Software Optimizes to Single Points of Failure
Whenever people talk about removing single points of failure, most of the suggestions involve “distributed systems” that are resilient to hardware failures. For software, we’ve invented code signing and smart contracts via blockchain to ensure the code we’re running is what we expected to run.
But none of these technologies can prevent a bug from taking down the entire system.
A lot of people point to Google being a single point of failure. They are only partially correct, because Google’s hardware is distributed and extremely redundant. No single piece of hardware in a Google Data center failing can take down the entire data center. You could probably nuke the entire data center and most Google services could fall back to another data center. In fact, Google has developed software canaries to catch bugs from propagating too far into production in an attempt to address the problem of their software being a single point of failure.
But something did take down the entirety of Google Compute once. It was a software bug in the canary itself. Of course, all the canaries were running the same software, so all of them had the same bug, and none of them could catch the configuration bug that was being propagated to all of their routers.
By creating a software canary, Google had simply shifted the single point of failure to its canary software. It was much harder for it to fail, but it was still a single point of failure, so when it did fail, it took down the entire system.
We’ve put a lot of work into trying to reduce the amount of bugs in mission critical systems, going so far as to try to create provably correct software. The problem is that no system can prove that it is free of design-flaws, which occur when the software operates correctly, but does something nobody actually wanted it to do. All of our code-signing and trusted computing initiatives do is make it very difficult for someone to sneak bad code into a widely used library. None of them, however, remove the single point of failure. Should the NSA ever succeed in sneaking in a backdoor to a widely used open source library, it will propagate to everything.
A very well guarded single point of failure is still a single point of failure, no matter how remote the chances of it actually failing. Tom Scott has an excellent video about how a trusted engineer at Google that is allowed to bypass all their security checks could go rogue and remove all the password checks on everything and it would be incredibly hard to stop them.
Physical infrastructure is much more resilient to these kinds of problems, because even if every piece of infrastructure has the same problem, you still have to physically get to it in order to exploit the problem. This makes it very hard for anyone to simultaneously sabotage any country’s offline infrastructure without an incredible amount of work. Software, however, lets us access everything from everywhere. The internet removes physical access as a last resort.

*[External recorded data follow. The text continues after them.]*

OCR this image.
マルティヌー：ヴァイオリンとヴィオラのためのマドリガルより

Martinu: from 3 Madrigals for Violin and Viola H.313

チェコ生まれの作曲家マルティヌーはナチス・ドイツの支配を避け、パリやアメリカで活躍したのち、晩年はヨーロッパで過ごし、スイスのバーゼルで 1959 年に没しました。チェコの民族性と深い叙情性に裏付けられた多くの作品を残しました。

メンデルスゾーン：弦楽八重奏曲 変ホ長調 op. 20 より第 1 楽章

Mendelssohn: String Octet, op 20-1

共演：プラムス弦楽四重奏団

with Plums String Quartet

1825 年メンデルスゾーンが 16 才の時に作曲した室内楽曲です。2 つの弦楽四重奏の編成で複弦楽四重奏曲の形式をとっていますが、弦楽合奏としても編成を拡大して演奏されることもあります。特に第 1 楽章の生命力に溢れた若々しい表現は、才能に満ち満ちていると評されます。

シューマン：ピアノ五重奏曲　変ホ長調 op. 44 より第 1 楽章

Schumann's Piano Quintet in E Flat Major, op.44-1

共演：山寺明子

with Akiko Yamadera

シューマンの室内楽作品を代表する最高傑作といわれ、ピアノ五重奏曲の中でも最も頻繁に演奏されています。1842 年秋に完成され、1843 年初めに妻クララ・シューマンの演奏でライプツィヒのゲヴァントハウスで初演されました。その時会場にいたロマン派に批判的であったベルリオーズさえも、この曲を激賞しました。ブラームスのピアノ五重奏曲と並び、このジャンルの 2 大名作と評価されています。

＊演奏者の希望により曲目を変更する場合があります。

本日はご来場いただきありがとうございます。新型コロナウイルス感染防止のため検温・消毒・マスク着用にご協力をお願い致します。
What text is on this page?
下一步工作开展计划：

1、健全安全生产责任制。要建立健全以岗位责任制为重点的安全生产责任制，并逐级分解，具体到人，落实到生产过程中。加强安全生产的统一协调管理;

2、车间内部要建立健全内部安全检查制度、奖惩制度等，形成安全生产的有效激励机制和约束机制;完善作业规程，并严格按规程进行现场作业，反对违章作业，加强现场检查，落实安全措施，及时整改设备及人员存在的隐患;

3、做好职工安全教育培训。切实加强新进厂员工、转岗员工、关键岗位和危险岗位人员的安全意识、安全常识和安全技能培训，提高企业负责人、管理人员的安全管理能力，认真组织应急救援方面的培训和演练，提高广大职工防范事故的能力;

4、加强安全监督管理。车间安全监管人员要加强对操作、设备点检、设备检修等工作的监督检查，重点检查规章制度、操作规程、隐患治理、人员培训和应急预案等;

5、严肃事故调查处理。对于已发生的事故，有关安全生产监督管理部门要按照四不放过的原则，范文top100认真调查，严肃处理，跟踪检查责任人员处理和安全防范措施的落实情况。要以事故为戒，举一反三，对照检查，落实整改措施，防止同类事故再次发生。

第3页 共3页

Of course, this is not an insurmountable problem, but it is deceptively difficult to overcome. For example, let’s say we have a bunch of drones we’re controlling. To avoid one bug from taking all of them out at once, half of them run one flying program and the other run a completely different flying program, developed independently. Unfortunately, both of these programs rely on the same library that reads the gyroscope data. If that library has a bug, the entire swarm will crash into a mountain. Having the swarm calculate the data for each other and compare results doesn’t help, because everyone gets the wrong result. The software logic itself is wrong.
The reason this is so insidious is that it runs counter to sane software development practices. To minimize bugs, we minimize complexity, which means writing the least amount of code possible, which inadvertently optimizes to a single point of failure. We re-use libraries and share code. We deliberately try to solve problems exactly once and re-use this code everywhere in our program. This a good thing because it means any bugs we fix propagate everywhere else, but this comes at the cost of propagating any bugs we introduce.
Soon, our world will be consumed by automation, one way or another. Cory Doctorow suggests that hardware should only run software the user trusts, but what if I end up trusting buggy software? If all our self-driving cars run the same software, what happens when it has a bug? Even worse, what if all the different self-driving car companies have their own software, custom built by highly paid engineers… that all use OpenSSL to securely download updates?
It’s not clear what can be done about this. Obviously we shouldn’t go around introducing unnecessary complexity that creates even more bugs, but at the same time we shouldn’t delude ourselves into thinking our distributed systems have no single point of failure. They may be robust to hardware failures, but the software they run on will continue to be a single point of failure for the foreseeable future.